The stereotype about doctors’ illegible writing carries over to medical databases, which are full of sloppily typed freeform notes. Take, for example, the various ways that doctors at the Hospital for Sick Children in Ontario recorded the “behavioral problems” phenotype:
Those are among many examples dug up in 2013 by University of Toronto researchers who developed an online tool called PhenoTips earlier that year. Instead of freeform fields, PhenoTips uses autofill to provide options from a standard catalog called the Human Phenotype Ontology (HPO). Based on each term, PhenoTips suggests additional terms to fill out a structured tree.
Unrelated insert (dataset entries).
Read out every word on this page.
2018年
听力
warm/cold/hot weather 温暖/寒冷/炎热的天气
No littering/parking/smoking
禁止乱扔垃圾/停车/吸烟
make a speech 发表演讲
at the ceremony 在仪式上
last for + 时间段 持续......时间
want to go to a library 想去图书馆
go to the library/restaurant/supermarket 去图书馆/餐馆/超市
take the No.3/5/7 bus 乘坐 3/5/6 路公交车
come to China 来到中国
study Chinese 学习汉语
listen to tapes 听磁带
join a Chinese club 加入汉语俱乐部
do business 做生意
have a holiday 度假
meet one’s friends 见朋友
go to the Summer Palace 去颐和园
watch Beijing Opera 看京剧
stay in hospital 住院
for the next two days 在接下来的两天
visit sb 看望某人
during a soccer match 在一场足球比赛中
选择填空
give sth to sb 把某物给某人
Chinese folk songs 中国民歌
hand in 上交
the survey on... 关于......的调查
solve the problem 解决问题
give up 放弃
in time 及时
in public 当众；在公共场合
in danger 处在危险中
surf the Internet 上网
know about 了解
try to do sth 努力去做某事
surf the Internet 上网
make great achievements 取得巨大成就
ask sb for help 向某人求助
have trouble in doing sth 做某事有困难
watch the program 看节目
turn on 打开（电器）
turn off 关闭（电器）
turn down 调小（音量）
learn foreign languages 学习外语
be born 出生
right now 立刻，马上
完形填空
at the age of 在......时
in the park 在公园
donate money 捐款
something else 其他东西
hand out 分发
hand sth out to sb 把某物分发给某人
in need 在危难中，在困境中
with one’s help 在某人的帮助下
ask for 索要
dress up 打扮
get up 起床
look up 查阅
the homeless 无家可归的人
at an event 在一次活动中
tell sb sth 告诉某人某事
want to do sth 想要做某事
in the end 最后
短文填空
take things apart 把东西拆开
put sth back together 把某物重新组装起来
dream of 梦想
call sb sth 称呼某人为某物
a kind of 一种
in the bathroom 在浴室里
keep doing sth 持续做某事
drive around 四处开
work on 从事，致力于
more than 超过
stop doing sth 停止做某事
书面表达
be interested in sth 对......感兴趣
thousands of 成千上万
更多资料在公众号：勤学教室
“So you can have two patients, but you might not have put in the exact same terms to describe their symptoms,” says Wise. “But you can tell that those two symptoms are similar to each other because they’re related to a higher-level term that’s more general.” PhenoTips also has a freeform field; if variations of a new term keep popping up, a standard version can be added to the database. All members of UDN use PhenoTips, as do other organizations that can all mine the PhenomeCentral database for similar patients.
On the genotype side, UDN is part of a network called Matchmaker Exchange, which also launched in 2013. Rather than providing a central database, Matchmaker Exchange links databases of its member organizations, including UDN. Someone using any of these databases can query all of them at once to find a genetic mutation that is common to people who never saw the same specialists or visited the same center.
About 100 people have applied to UDN online in its first month, which is a bit more than the original program averaged per month with mail-in applications, says Wise; and she hopes the UDN will have some diagnoses in the next couple of months.
While everyone wants a quick answer, the pooling of ever more medical data and the development of smarter AI raises the hope that answers will eventually come. “Sometimes it can still take years before a diagnosis is found,” Wise says. “Because it might be that data will be reanalyzed later with a new technique that comes along, and that might be the piece that finds a solution.”